Amid the outpouring of genuine support from the region in terms of attendance, television viewership, merchandise sales and incredible passion that fable seems pretty ridiculous. And, of course, it was.
On to the game:
In my weekly appearance on the David Todd Show on 970 ESPN yesterday, under questioning about my multiple commentaries suggesting the removal of Justin Morneau from the No. 4 slot in the batting order, I presented this lineup: Marte, Walker, McCutchen, Byrd, Alvarez, Martin, Morneau, Barmes, Cole. And added, "If you want, switch Walker and Morneau."

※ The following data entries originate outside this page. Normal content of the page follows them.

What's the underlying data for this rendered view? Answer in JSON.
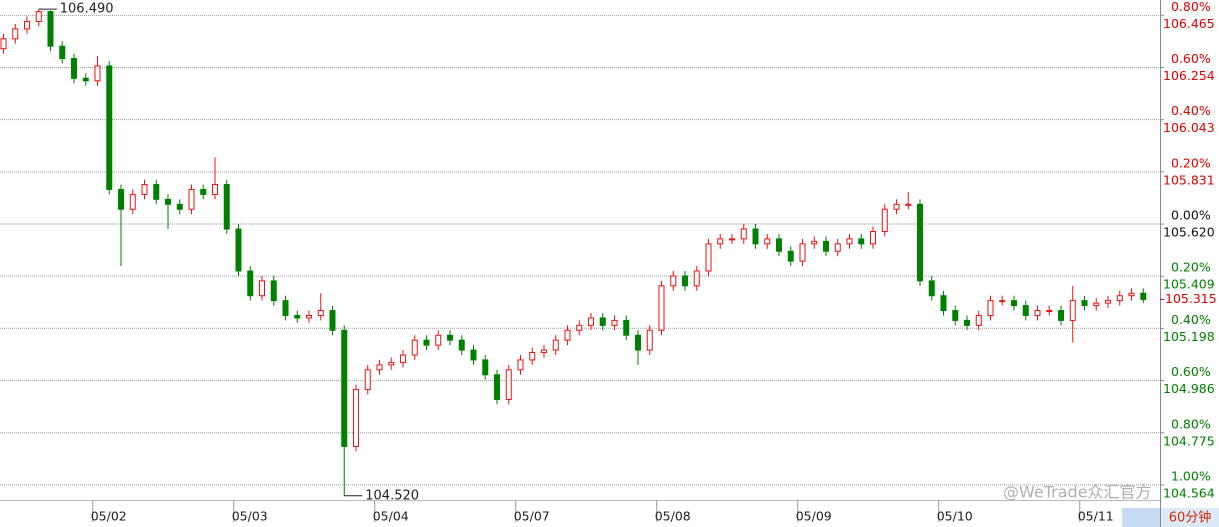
{
  "chart_data": {
    "type": "candlestick",
    "up_color": "#ee1111",
    "down_color": "#008000",
    "label_up_color": "#e00000",
    "label_down_color": "#008000",
    "grid": true,
    "categories": [
      null,
      null,
      null,
      null,
      null,
      null,
      null,
      null,
      null,
      "05/02",
      null,
      null,
      null,
      null,
      null,
      null,
      null,
      null,
      null,
      null,
      null,
      "05/03",
      null,
      null,
      null,
      null,
      null,
      null,
      null,
      null,
      null,
      null,
      null,
      "05/04",
      null,
      null,
      null,
      null,
      null,
      null,
      null,
      null,
      null,
      null,
      null,
      "05/07",
      null,
      null,
      null,
      null,
      null,
      null,
      null,
      null,
      null,
      null,
      null,
      "05/08",
      null,
      null,
      null,
      null,
      null,
      null,
      null,
      null,
      null,
      null,
      null,
      "05/09",
      null,
      null,
      null,
      null,
      null,
      null,
      null,
      null,
      null,
      null,
      null,
      "05/10",
      null,
      null,
      null,
      null,
      null,
      null,
      null,
      null,
      null,
      null,
      null,
      "05/11",
      null,
      null,
      null,
      null
    ],
    "open": [
      106.33,
      106.37,
      106.41,
      106.44,
      106.48,
      106.34,
      106.29,
      106.21,
      106.2,
      106.26,
      105.76,
      105.68,
      105.74,
      105.78,
      105.72,
      105.7,
      105.68,
      105.76,
      105.74,
      105.78,
      105.6,
      105.43,
      105.33,
      105.39,
      105.31,
      105.25,
      105.24,
      105.25,
      105.27,
      105.19,
      104.72,
      104.95,
      105.03,
      105.05,
      105.06,
      105.09,
      105.15,
      105.13,
      105.17,
      105.15,
      105.11,
      105.07,
      105.01,
      104.91,
      105.03,
      105.07,
      105.1,
      105.11,
      105.15,
      105.19,
      105.21,
      105.24,
      105.21,
      105.23,
      105.17,
      105.11,
      105.19,
      105.37,
      105.41,
      105.37,
      105.43,
      105.54,
      105.56,
      105.56,
      105.6,
      105.54,
      105.56,
      105.51,
      105.47,
      105.54,
      105.55,
      105.51,
      105.54,
      105.56,
      105.54,
      105.59,
      105.68,
      105.7,
      105.7,
      105.39,
      105.33,
      105.27,
      105.23,
      105.21,
      105.25,
      105.31,
      105.31,
      105.29,
      105.25,
      105.27,
      105.27,
      105.23,
      105.31,
      105.29,
      105.3,
      105.31,
      105.33,
      105.34
    ],
    "high": [
      106.39,
      106.43,
      106.46,
      106.49,
      106.485,
      106.36,
      106.31,
      106.23,
      106.3,
      106.28,
      105.78,
      105.76,
      105.8,
      105.8,
      105.74,
      105.72,
      105.78,
      105.78,
      105.89,
      105.8,
      105.62,
      105.45,
      105.41,
      105.41,
      105.33,
      105.27,
      105.27,
      105.34,
      105.29,
      105.21,
      104.97,
      105.05,
      105.07,
      105.08,
      105.11,
      105.17,
      105.17,
      105.19,
      105.19,
      105.17,
      105.13,
      105.09,
      105.03,
      105.05,
      105.09,
      105.12,
      105.13,
      105.17,
      105.21,
      105.23,
      105.26,
      105.26,
      105.25,
      105.25,
      105.19,
      105.21,
      105.39,
      105.43,
      105.43,
      105.45,
      105.56,
      105.58,
      105.58,
      105.62,
      105.62,
      105.58,
      105.58,
      105.53,
      105.56,
      105.57,
      105.57,
      105.56,
      105.58,
      105.58,
      105.61,
      105.7,
      105.72,
      105.75,
      105.72,
      105.41,
      105.35,
      105.29,
      105.25,
      105.27,
      105.33,
      105.33,
      105.33,
      105.31,
      105.29,
      105.29,
      105.29,
      105.37,
      105.33,
      105.32,
      105.33,
      105.35,
      105.36,
      105.36
    ],
    "low": [
      106.31,
      106.35,
      106.39,
      106.42,
      106.32,
      106.27,
      106.19,
      106.18,
      106.18,
      105.74,
      105.45,
      105.66,
      105.72,
      105.7,
      105.6,
      105.66,
      105.66,
      105.72,
      105.72,
      105.58,
      105.41,
      105.31,
      105.31,
      105.29,
      105.23,
      105.22,
      105.22,
      105.23,
      105.17,
      104.52,
      104.7,
      104.93,
      105.01,
      105.03,
      105.04,
      105.07,
      105.11,
      105.11,
      105.13,
      105.09,
      105.05,
      104.99,
      104.89,
      104.89,
      105.01,
      105.05,
      105.08,
      105.09,
      105.13,
      105.17,
      105.19,
      105.19,
      105.19,
      105.15,
      105.05,
      105.09,
      105.17,
      105.35,
      105.35,
      105.35,
      105.41,
      105.52,
      105.54,
      105.54,
      105.52,
      105.52,
      105.49,
      105.45,
      105.45,
      105.52,
      105.49,
      105.49,
      105.52,
      105.52,
      105.52,
      105.57,
      105.66,
      105.68,
      105.37,
      105.31,
      105.25,
      105.21,
      105.19,
      105.19,
      105.23,
      105.29,
      105.27,
      105.23,
      105.23,
      105.25,
      105.21,
      105.14,
      105.27,
      105.27,
      105.28,
      105.29,
      105.31,
      105.3
    ],
    "close": [
      106.37,
      106.41,
      106.44,
      106.48,
      106.34,
      106.29,
      106.21,
      106.2,
      106.26,
      105.76,
      105.68,
      105.74,
      105.78,
      105.72,
      105.7,
      105.68,
      105.76,
      105.74,
      105.78,
      105.6,
      105.43,
      105.33,
      105.39,
      105.31,
      105.25,
      105.24,
      105.25,
      105.27,
      105.19,
      104.72,
      104.95,
      105.03,
      105.05,
      105.06,
      105.09,
      105.15,
      105.13,
      105.17,
      105.15,
      105.11,
      105.07,
      105.01,
      104.91,
      105.03,
      105.07,
      105.1,
      105.11,
      105.15,
      105.19,
      105.21,
      105.24,
      105.21,
      105.23,
      105.17,
      105.11,
      105.19,
      105.37,
      105.41,
      105.37,
      105.43,
      105.54,
      105.56,
      105.56,
      105.6,
      105.54,
      105.56,
      105.51,
      105.47,
      105.54,
      105.55,
      105.51,
      105.54,
      105.56,
      105.54,
      105.59,
      105.68,
      105.7,
      105.7,
      105.39,
      105.33,
      105.27,
      105.23,
      105.21,
      105.25,
      105.31,
      105.31,
      105.29,
      105.25,
      105.27,
      105.27,
      105.23,
      105.31,
      105.29,
      105.3,
      105.31,
      105.33,
      105.34,
      105.315
    ],
    "ylim": [
      104.503,
      106.527
    ],
    "yticks": [
      106.465,
      106.254,
      106.043,
      105.831,
      {
        "value": 105.62,
        "label": "105.620"
      },
      105.409,
      105.198,
      104.986,
      104.775,
      104.564
    ],
    "y2lim": [
      -1.0576,
      0.8587
    ],
    "y2ticks": [
      {
        "value": 0.8,
        "label": "0.80%"
      },
      {
        "value": 0.6,
        "label": "0.60%"
      },
      {
        "value": 0.4,
        "label": "0.40%"
      },
      {
        "value": 0.2,
        "label": "0.20%"
      },
      {
        "value": 0,
        "label": "0.00%"
      },
      {
        "value": -0.2,
        "label": "0.20%"
      },
      {
        "value": -0.4,
        "label": "0.40%"
      },
      {
        "value": -0.6,
        "label": "0.60%"
      },
      {
        "value": -0.8,
        "label": "0.80%"
      },
      {
        "value": -1,
        "label": "1.00%"
      }
    ],
    "last_price": {
      "value": 105.315,
      "label": "105.315"
    },
    "annotations": [
      {
        "value": 106.49,
        "label": "106.490"
      },
      {
        "value": 104.52,
        "label": "104.520"
      }
    ],
    "period": "60分钟",
    "watermark": "@WeTrade众汇官方"
  }
}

And there you have it: The near-perfect lineup for this team: Justin Morneau is removed from the middle of it, where his lack of power is highly counterproductive, and put closer to the top, where his plate discipline can be better utilized. Walker is a better fit toward the end where his power, now, temporarily, dormant, would be of more use. The middle of it -- Andrew McCutchen, Marlon Byrd, Pedro Alvarez, Russell Martin -- places the players hitting the most and for the most power in consecutive order.
Of course, it's not going to happen. Clint Hurdle is going to adhere to the philosophy he has embraced since the postseason began: Dance with the one who brought you. The removal of Starling Marte for Jose Tabata is unlikely; the removal of Walker for Jordy Mercer highly unlikely. If there is to be a change, the most likely one will be Mercer at shortstop for Clint Barmes.

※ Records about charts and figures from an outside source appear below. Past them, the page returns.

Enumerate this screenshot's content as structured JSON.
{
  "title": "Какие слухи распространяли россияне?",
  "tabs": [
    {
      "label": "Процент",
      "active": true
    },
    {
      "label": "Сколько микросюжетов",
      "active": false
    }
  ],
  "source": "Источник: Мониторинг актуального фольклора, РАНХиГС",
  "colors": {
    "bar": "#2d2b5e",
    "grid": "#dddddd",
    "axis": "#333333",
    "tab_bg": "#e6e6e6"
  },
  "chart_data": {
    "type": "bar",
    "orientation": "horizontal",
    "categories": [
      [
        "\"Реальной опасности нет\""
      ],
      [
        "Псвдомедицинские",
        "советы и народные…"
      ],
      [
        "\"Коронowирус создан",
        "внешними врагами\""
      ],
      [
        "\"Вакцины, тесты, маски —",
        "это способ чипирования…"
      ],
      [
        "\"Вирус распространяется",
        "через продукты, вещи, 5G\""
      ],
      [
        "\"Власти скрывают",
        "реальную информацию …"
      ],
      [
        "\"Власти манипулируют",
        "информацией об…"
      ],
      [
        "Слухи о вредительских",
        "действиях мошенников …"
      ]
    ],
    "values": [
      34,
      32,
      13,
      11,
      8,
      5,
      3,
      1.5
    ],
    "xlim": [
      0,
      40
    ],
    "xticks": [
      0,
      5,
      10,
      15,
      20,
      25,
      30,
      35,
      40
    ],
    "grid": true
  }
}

With one game remaining in this series, it's hard to quibble with that thinking. Anything can happen in one game. Marte and Walker, duds at the top of the lineup, could produce a flurry of hits and runs. Byrd, Alvarez and Martin, the team's most productive postseason hitters, could post a string of zeroes.
As can be seen here, the Pirates as a team have very good numbers against St. Louis starter Adam Wainwright. The 14 active position players have a combined batting average of .301 against Wainwright. The OPS of that group against Wainwright is about .840. The National League average in those categories are .251 and .703 (including pitchers).
These numbers suggest the notion that Wainwright 'owns' the Pirates is pure fiction.
He is an excellent pitcher, one of the best. He's had success against the Pirates, as a 9-4 record indicates. But his lifetime ERA against them of 4.81 would indicate that he has not been dominant. Wainwright is 1-0 in three starts against the Pirates this season with a 3.00 ERA.
Which makes his dominance pale compared to how Gerrit Cole has handled St. Louis, albeit in one game. In Game 2 of this series, Cole made his only career appearance against the Cardinals and held them to one run, two hits and one walk in six innings.
It's baseball and in one game any one team is capable of beating another.
Set yourself for a night that could well be packed with so much tension it will be uncomfortable at times. A win will make it all worthwhile. A loss will end a season to remember, a season the promises to replicate itself in the near-future.